Applications of Forensic Science for the Legal Professional—Webinar Series
WVU FSI is pleased to offer FREE webinars for legal professionals on a variety of topics in forensic science. Discussions and questions are encouraged for these live presentations given by forensic science experts throughout the United States. Space will be limited.
The FORESIGHT Project: Effectiveness and efficiency of forensic laboratories through standardized metrics
August 21, 2013 at 1:00 PM EST
Duration: 1 hour and 15 minutes
This session offers an opportunity to more effectively use the resources of the forensic laboratory. As with other public sector agencies, the forensic laboratory operates with limited resources and excess demands for their services. Informed requests for services permit better use of limited resources; and offers faster results to the remainder of the justice system. Project FORESIGHT offers a true indication of the costs and benefits from alternative forensic services. In this session, an overview of project FORESIGHT is presented along with details regarding costs and tradeoffs in laboratory requests.

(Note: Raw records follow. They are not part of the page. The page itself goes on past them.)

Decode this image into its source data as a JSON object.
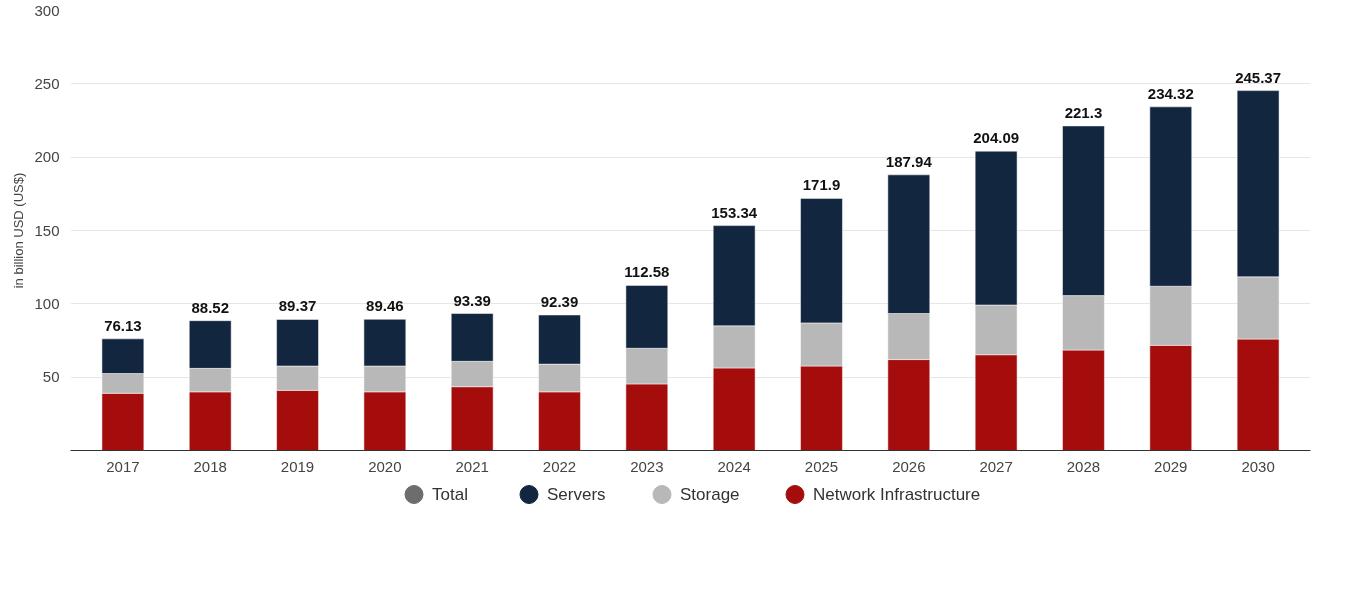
{
  "chart_data": {
    "type": "bar",
    "stacked": true,
    "ylabel": "in billion USD (US$)",
    "categories": [
      "2017",
      "2018",
      "2019",
      "2020",
      "2021",
      "2022",
      "2023",
      "2024",
      "2025",
      "2026",
      "2027",
      "2028",
      "2029",
      "2030"
    ],
    "series": [
      {
        "name": "Total",
        "color": "#6d6d6d",
        "values": [
          null,
          null,
          null,
          null,
          null,
          null,
          null,
          null,
          null,
          null,
          null,
          null,
          null,
          null
        ]
      },
      {
        "name": "Network Infrastructure",
        "color": "#a50d0d",
        "values": [
          39,
          40,
          41,
          40,
          43.5,
          40,
          45.4,
          56.3,
          57.6,
          62,
          65.3,
          68.5,
          71.7,
          76
        ]
      },
      {
        "name": "Storage",
        "color": "#b8b8b8",
        "values": [
          13.5,
          16,
          16.6,
          17.6,
          17.3,
          18.9,
          24.3,
          28.7,
          29.4,
          31.4,
          33.9,
          37.1,
          40.3,
          42.4
        ]
      },
      {
        "name": "Servers",
        "color": "#12263f",
        "values": [
          23.63,
          32.52,
          31.77,
          31.86,
          32.59,
          33.49,
          42.88,
          68.34,
          84.9,
          94.54,
          104.89,
          115.7,
          122.32,
          126.97
        ]
      }
    ],
    "totals": [
      "76.13",
      "88.52",
      "89.37",
      "89.46",
      "93.39",
      "92.39",
      "112.58",
      "153.34",
      "171.9",
      "187.94",
      "204.09",
      "221.3",
      "234.32",
      "245.37"
    ],
    "ylim": [
      0,
      300
    ],
    "yticks": [
      50,
      100,
      150,
      200,
      250,
      300
    ],
    "grid": "y",
    "legend": "bottom"
  }
}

The FORESIGHT Project is a business-guided self-evaluation of forensic science laboratories with participating laboratories representing metropolitan, regional, provincial, and federal agencies. Business faculty and participating laboratories have joined forces to standardize metric definitions for evaluation of work processes by linking financial statements, casework performance, and personnel information. The early results of the FORESIGHT study are presented in this session as we link the goals of the laboratory to ratio metrics representing efficiency, quality, analytical processes, and local economic conditions. The results permit laboratory managers to assess resource allocations, efficiencies, and value of services. The session includes three applications, noting the use by participating laboratories as they have measured performance, preserved what works, and begun to change what does not.
The project involved standardizing definitions for metrics to evaluate work processes, and then linked financial information to work tasks and functions. Laboratory managers can use these functions to assess resource allocations, efficiencies, and value of services. While the Census of Publicly Funded Crime Laboratories and other surveys approach the forensic industry broadly, FORESIGHT uses cross-laboratory data comparisons to identify and examine processes, strategies, resources, and allocations.

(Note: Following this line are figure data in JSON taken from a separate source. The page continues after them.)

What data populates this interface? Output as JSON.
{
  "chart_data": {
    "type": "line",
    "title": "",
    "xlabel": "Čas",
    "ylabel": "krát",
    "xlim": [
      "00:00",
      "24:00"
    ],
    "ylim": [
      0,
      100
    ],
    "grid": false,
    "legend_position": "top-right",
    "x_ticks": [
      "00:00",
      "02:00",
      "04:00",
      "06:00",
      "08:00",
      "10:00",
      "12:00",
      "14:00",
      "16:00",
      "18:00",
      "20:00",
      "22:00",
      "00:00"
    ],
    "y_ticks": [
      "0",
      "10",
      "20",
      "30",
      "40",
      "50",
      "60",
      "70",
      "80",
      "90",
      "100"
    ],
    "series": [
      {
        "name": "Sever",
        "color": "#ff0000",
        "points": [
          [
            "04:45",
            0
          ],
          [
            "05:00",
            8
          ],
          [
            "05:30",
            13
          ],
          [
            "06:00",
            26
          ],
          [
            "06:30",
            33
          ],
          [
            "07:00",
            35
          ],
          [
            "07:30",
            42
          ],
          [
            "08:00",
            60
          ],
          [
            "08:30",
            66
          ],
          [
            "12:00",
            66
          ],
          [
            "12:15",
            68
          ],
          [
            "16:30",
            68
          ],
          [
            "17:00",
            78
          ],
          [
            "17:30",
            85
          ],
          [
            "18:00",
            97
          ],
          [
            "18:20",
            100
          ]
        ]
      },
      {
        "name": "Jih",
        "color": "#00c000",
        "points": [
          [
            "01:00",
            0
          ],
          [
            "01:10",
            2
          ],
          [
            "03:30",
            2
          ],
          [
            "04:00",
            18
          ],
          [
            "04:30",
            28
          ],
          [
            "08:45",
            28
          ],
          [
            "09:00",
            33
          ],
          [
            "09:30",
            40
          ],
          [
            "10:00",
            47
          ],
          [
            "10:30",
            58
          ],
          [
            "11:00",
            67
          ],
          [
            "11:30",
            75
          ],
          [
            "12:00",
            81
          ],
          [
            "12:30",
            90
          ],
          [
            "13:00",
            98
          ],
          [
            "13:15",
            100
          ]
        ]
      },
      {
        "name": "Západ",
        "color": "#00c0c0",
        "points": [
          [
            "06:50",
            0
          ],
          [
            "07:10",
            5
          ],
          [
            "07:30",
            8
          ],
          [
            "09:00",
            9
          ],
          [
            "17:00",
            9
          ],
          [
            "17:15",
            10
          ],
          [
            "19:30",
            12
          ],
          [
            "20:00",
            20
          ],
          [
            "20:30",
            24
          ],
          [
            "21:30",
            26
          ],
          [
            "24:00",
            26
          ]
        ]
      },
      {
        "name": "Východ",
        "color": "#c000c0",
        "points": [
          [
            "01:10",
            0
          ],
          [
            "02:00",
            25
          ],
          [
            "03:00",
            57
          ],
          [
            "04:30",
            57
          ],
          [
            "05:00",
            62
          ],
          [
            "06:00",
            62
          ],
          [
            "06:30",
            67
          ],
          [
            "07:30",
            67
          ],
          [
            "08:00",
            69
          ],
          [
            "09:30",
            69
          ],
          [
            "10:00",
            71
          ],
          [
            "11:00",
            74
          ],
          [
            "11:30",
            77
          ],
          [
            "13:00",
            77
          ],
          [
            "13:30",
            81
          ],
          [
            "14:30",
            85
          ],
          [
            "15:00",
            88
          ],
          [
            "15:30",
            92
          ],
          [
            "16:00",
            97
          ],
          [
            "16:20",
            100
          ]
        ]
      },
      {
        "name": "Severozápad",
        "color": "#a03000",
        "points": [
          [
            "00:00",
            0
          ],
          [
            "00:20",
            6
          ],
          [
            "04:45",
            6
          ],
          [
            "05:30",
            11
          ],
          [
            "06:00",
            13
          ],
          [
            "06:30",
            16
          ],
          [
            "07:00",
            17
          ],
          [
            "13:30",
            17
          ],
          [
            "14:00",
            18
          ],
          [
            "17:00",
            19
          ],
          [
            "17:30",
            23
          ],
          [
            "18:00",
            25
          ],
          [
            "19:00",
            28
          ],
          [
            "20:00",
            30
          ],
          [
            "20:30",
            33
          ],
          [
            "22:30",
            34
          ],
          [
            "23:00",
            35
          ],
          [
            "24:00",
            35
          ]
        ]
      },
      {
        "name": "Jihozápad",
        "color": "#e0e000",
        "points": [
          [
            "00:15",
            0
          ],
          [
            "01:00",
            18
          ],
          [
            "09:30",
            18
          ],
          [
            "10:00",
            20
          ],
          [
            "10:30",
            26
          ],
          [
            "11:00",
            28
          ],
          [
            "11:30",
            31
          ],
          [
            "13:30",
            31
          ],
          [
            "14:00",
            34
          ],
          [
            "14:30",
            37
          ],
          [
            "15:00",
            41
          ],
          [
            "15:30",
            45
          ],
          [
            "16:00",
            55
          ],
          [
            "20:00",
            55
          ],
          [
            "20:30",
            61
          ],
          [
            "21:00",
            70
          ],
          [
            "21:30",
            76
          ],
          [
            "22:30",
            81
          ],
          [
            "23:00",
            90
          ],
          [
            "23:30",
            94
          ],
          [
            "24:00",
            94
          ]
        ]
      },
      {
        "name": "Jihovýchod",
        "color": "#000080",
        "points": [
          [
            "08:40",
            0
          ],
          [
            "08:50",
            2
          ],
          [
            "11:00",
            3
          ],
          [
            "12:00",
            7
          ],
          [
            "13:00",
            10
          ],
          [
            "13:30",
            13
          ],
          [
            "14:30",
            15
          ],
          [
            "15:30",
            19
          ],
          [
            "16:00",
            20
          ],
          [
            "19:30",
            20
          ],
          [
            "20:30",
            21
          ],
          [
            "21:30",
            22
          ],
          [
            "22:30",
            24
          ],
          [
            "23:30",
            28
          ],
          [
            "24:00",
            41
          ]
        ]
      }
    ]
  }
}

The goal was not simply more information; most forensic laboratories have laboratory information management. LIMS systems in forensic science are designed more for routine record-keeping tasks, like chain of custody, than fully managing information. The goals here are human goals, to improve the efficiency of the science offered to the criminal justice system from a business perspective, while also maintaining quality. In FORESIGHT, the intent was to know how to extract and facilitate the data through standardization, collaboration, and analysis while retaining innovation to solve complex problems.
Paul J. Speaker is a faculty member of the West Virginia University Finance in the College of Business and Economics. He holds a Ph.D., Economics, Purdue University, a M.S., Economics, Purdue University and a B.A., Economics, LaSalle College. Dr. Speaker also holds the position of Chief Executive Officer of Forensic Science Management Consultants LLC, a firm which specializes in the business of forensics using the forensics of business. He serves as Principal Investigator for Project FORESIGHT, an NIJ funded effort to provide a business approach to improve forensic laboratory efficiency and cost effectiveness.

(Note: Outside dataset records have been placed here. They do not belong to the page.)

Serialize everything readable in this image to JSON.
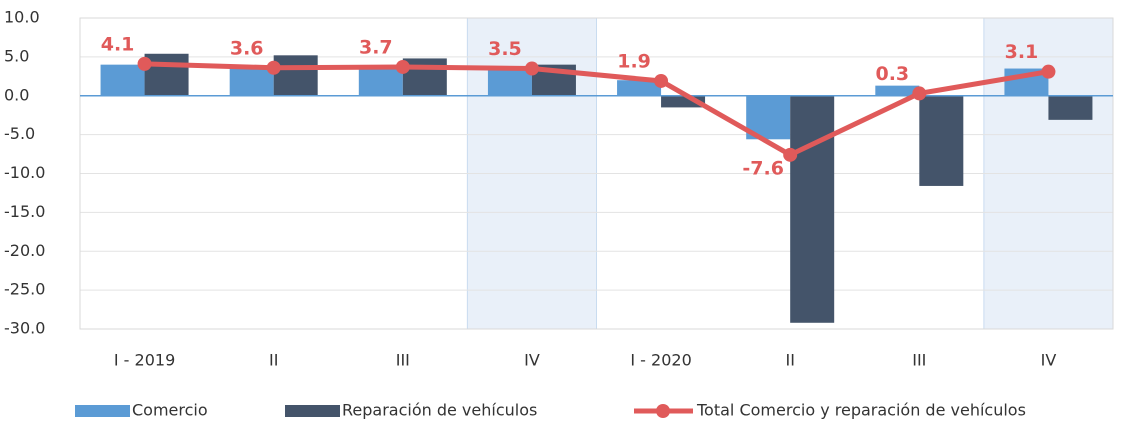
{
  "chart_data": {
    "type": "bar",
    "categories": [
      "I - 2019",
      "II",
      "III",
      "IV",
      "I - 2020",
      "II",
      "III",
      "IV"
    ],
    "shaded_categories": [
      3,
      7
    ],
    "series": [
      {
        "name": "Comercio",
        "type": "bar",
        "color": "#5b9bd5",
        "values": [
          4.0,
          3.6,
          3.5,
          3.4,
          2.0,
          -5.6,
          1.3,
          3.5
        ]
      },
      {
        "name": "Reparación de vehículos",
        "type": "bar",
        "color": "#44546a",
        "values": [
          5.4,
          5.2,
          4.8,
          4.0,
          -1.5,
          -29.2,
          -11.6,
          -3.1
        ]
      },
      {
        "name": "Total Comercio y reparación de vehículos",
        "type": "line",
        "color": "#e05a5a",
        "values": [
          4.1,
          3.6,
          3.7,
          3.5,
          1.9,
          -7.6,
          0.3,
          3.1
        ]
      }
    ],
    "ylim": [
      -30,
      10
    ],
    "yticks": [
      {
        "value": -30,
        "label": "-30.0"
      },
      {
        "value": -25,
        "label": "-25.0"
      },
      {
        "value": -20,
        "label": "-20.0"
      },
      {
        "value": -15,
        "label": "-15.0"
      },
      {
        "value": -10,
        "label": "-10.0"
      },
      {
        "value": -5,
        "label": "-5.0"
      },
      {
        "value": 0,
        "label": "0.0"
      },
      {
        "value": 5,
        "label": "5.0"
      },
      {
        "value": 10,
        "label": "10.0"
      }
    ],
    "grid": true
  }
}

Dr. Speaker’s research activity is concentrated in economic modeling, including regulated industries, business valuation, the role of not-for-profit institutions, and the business of forensics. His teaching areas include corporate finance, managerial economics, business valuation and financial management.
Dr. Speaker regularly serves as a consultant to several industries, including the forensic community, defense sector, energy sector, and banking and financial institutions. He serves as a consultant to governments, including the WV Legislature, the U.S. Department of Defense, the U.S. Department of Energy, and Public Safety Canada. His not-for-profit clients include numerous forensic laboratories and public health laboratories.